Gene editing has been gaining popularity as potential treatment for genetic diseases. CRISPR-Cas9 system for gene editing is a big revolution in gene editing as it uses single guide RNA (sgRNA) to target and edit a specific location on the DNA. However, the limitation is that the sgRNA can fit multiple DNA locations which can lead to off target effects. ML models can reliably predict the degree of both sgRNA – target interactions and off target effects for a given sgRNA. This helps to develop appropriate shRNA for all regions of human DNA with precision.

What are the challenges of AI in healthcare?

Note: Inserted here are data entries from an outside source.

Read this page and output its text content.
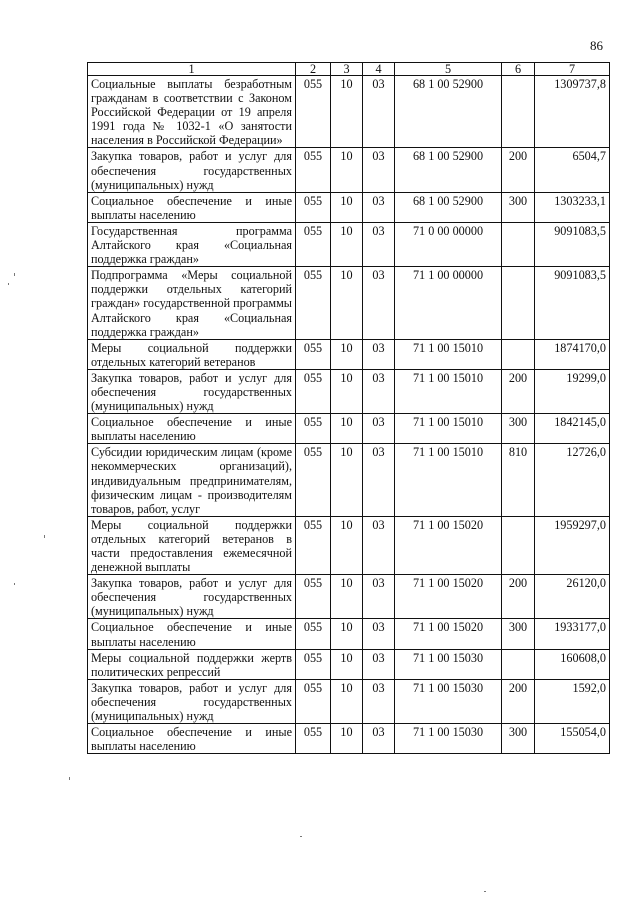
86
1	2	3	4	5	6	7
Социальные выплаты безработным гражданам в соответствии с Законом Российской Федерации от 19 апреля 1991 года № 1032-1 «О занятости населения в Российской Федерации»	055	10	03	68 1 00 52900		1309737,8
Закупка товаров, работ и услуг для обеспечения государственных (муниципальных) нужд	055	10	03	68 1 00 52900	200	6504,7
Социальное обеспечение и иные выплаты населению	055	10	03	68 1 00 52900	300	1303233,1
Государственная программа Алтайского края «Социальная поддержка граждан»	055	10	03	71 0 00 00000		9091083,5
Подпрограмма «Меры социальной поддержки отдельных категорий граждан» государственной программы Алтайского края «Социальная поддержка граждан»	055	10	03	71 1 00 00000		9091083,5
Меры социальной поддержки отдельных категорий ветеранов	055	10	03	71 1 00 15010		1874170,0
Закупка товаров, работ и услуг для обеспечения государственных (муниципальных) нужд	055	10	03	71 1 00 15010	200	19299,0
Социальное обеспечение и иные выплаты населению	055	10	03	71 1 00 15010	300	1842145,0
Субсидии юридическим лицам (кроме некоммерческих организаций), индивидуальным предпринимателям, физическим лицам - производителям товаров, работ, услуг	055	10	03	71 1 00 15010	810	12726,0
Меры социальной поддержки отдельных категорий ветеранов в части предоставления ежемесячной денежной выплаты	055	10	03	71 1 00 15020		1959297,0
Закупка товаров, работ и услуг для обеспечения государственных (муниципальных) нужд	055	10	03	71 1 00 15020	200	26120,0
Социальное обеспечение и иные выплаты населению	055	10	03	71 1 00 15020	300	1933177,0
Меры социальной поддержки жертв политических репрессий	055	10	03	71 1 00 15030		160608,0
Закупка товаров, работ и услуг для обеспечения государственных (муниципальных) нужд	055	10	03	71 1 00 15030	200	1592,0
Социальное обеспечение и иные выплаты населению	055	10	03	71 1 00 15030	300	155054,0
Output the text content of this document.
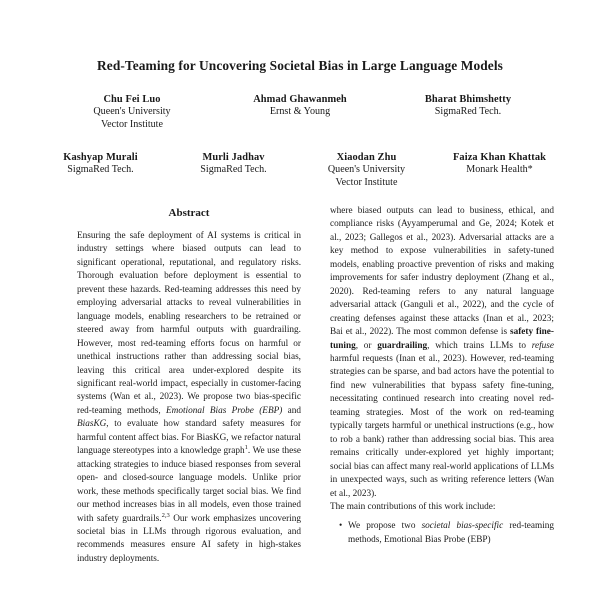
Red-Teaming for Uncovering Societal Bias in Large Language Models
Chu Fei Luo
Queen's University
Vector Institute
Ahmad Ghawanmeh
Ernst & Young
Bharat Bhimshetty
SigmaRed Tech.
Kashyap Murali
SigmaRed Tech.
Murli Jadhav
SigmaRed Tech.
Xiaodan Zhu
Queen's University
Vector Institute
Faiza Khan Khattak
Monark Health*
Abstract

Ensuring the safe deployment of AI systems is critical in industry settings where biased outputs can lead to significant operational, reputational, and regulatory risks. Thorough evaluation before deployment is essential to prevent these hazards. Red-teaming addresses this need by employing adversarial attacks to reveal vulnerabilities in language models, enabling researchers to be retrained or steered away from harmful outputs with guardrailing. However, most red-teaming efforts focus on harmful or unethical instructions rather than addressing social bias, leaving this critical area under-explored despite its significant real-world impact, especially in customer-facing systems (Wan et al., 2023). We propose two bias-specific red-teaming methods, Emotional Bias Probe (EBP) and BiasKG, to evaluate how standard safety measures for harmful content affect bias. For BiasKG, we refactor natural language stereotypes into a knowledge graph$^1$. We use these attacking strategies to induce biased responses from several open- and closed-source language models. Unlike prior work, these methods specifically target social bias. We find our method increases bias in all models, even those trained with safety guardrails.$^{2,3}$ Our work emphasizes uncovering societal bias in LLMs through rigorous evaluation, and recommends measures ensure AI safety in high-stakes industry deployments.

where biased outputs can lead to business, ethical, and compliance risks (Ayyamperumal and Ge, 2024; Kotek et al., 2023; Gallegos et al., 2023). Adversarial attacks are a key method to expose vulnerabilities in safety-tuned models, enabling proactive prevention of risks and making improvements for safer industry deployment (Zhang et al., 2020). Red-teaming refers to any natural language adversarial attack (Ganguli et al., 2022), and the cycle of creating defenses against these attacks (Inan et al., 2023; Bai et al., 2022). The most common defense is safety fine-tuning, or guardrailing, which trains LLMs to refuse harmful requests (Inan et al., 2023). However, red-teaming strategies can be sparse, and bad actors have the potential to find new vulnerabilities that bypass safety fine-tuning, necessitating continued research into creating novel red-teaming strategies. Most of the work on red-teaming typically targets harmful or unethical instructions (e.g., how to rob a bank) rather than addressing social bias. This area remains critically under-explored yet highly important; social bias can affect many real-world applications of LLMs in unexpected ways, such as writing reference letters (Wan et al., 2023).

The main contributions of this work include:

• We propose two societal bias-specific red-teaming methods, Emotional Bias Probe (EBP)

In order for an AI solution to be successful, it requires a vast amount of patient data to train and optimise the performance of the algorithms. In healthcare, getting access to these datasets poses a wide range of issues such as:

  • Patient privacy and the ethics of data ownership – accessing personal medical records is strictly protected.
  • Quality and usability of data – in other industries, vast amounts of data are generally reliable and accurately measured – for example, aircraft engine sensors or car location and velocity data to predict highway traffic. However, in the healthcare industry, data can be subjective, and often inaccurate.

The future outlook for AI

Over the next few years, hybrid models will be adopted, where clinicians are supported in diagnosis, treatment planning, and identifying risk factors, but retain ultimate responsibility for the patient’s care. This will result in faster adoption by healthcare providers by mitigating perceived risk and start to deliver measurable improvements in patient outcomes and operational efficiency at scale.